Multiple Greek mythological figures

Alcathous (/ælˈkæθoʊ-əs/; Ἀλκάθοος) was the name of several people in Greek mythology:
- Alcathous, a Calydonian prince as the son of King Porthaon and Euryte, daughter of Hippodamas. He was the brother of Oeneus (successor of Porthaon), Agrius, Melas, Leucopeus, and Sterope. Alcathous was the second suitor of Hippodamia, and thus slain by her father Oenomaus like the other suitors except Pelops.
- Alcathous, possible son of Agrius who together with his brother Lycopeus, died at the hands of his cousin, Tydeus who went then into exile to Argos.
- Alcathous, son of Pelops, who killed the Cithaeronian lion.
- Alcathous, one of the guardians of Thebes.

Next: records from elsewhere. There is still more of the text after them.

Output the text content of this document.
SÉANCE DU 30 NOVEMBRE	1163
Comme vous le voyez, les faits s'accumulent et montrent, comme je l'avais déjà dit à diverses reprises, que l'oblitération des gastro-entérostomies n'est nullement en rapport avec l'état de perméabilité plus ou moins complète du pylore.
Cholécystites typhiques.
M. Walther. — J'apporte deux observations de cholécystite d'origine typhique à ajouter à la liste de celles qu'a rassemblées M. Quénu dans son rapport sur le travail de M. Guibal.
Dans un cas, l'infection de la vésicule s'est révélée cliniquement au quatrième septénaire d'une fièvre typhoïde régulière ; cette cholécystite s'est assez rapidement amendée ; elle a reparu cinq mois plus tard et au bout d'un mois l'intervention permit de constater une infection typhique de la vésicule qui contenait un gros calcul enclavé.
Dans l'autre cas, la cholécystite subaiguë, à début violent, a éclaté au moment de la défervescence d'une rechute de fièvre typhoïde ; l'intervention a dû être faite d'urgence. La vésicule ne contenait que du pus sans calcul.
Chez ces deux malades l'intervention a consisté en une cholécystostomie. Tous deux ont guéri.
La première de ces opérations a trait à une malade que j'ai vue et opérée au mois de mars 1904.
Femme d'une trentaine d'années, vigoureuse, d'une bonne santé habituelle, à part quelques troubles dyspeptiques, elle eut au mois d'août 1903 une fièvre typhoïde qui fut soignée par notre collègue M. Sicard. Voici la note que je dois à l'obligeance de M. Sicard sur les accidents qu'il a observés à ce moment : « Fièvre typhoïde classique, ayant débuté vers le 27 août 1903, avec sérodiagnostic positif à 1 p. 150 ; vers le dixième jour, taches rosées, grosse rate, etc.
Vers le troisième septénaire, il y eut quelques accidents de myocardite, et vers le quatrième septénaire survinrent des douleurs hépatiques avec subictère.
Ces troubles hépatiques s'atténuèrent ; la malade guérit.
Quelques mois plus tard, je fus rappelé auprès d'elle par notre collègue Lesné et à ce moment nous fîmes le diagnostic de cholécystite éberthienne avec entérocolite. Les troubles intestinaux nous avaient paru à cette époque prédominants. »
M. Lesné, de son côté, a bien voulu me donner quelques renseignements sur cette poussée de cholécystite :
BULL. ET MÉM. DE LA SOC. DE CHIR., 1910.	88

He was killed by Amphiaraus during the war of the Seven against Thebes.
- Alcathous, a Trojan soldier in the company of Paris and Agenor. He was son of Aesyetes and husband of Hippodamia, sister of Aeneas. Alcathous' mother may be Cleomestra, daughter of Tros, and thus, brother to Antenor and Assaracus. Alcathous was slain by Idomeneus, king of Crete.
- Alcathous, another Trojan warrior, killed by Achilles in the Trojan War.
- Alcathous, one of the companions of Aeneas. He was killed by Caedicus, one of the warriors of Turnus.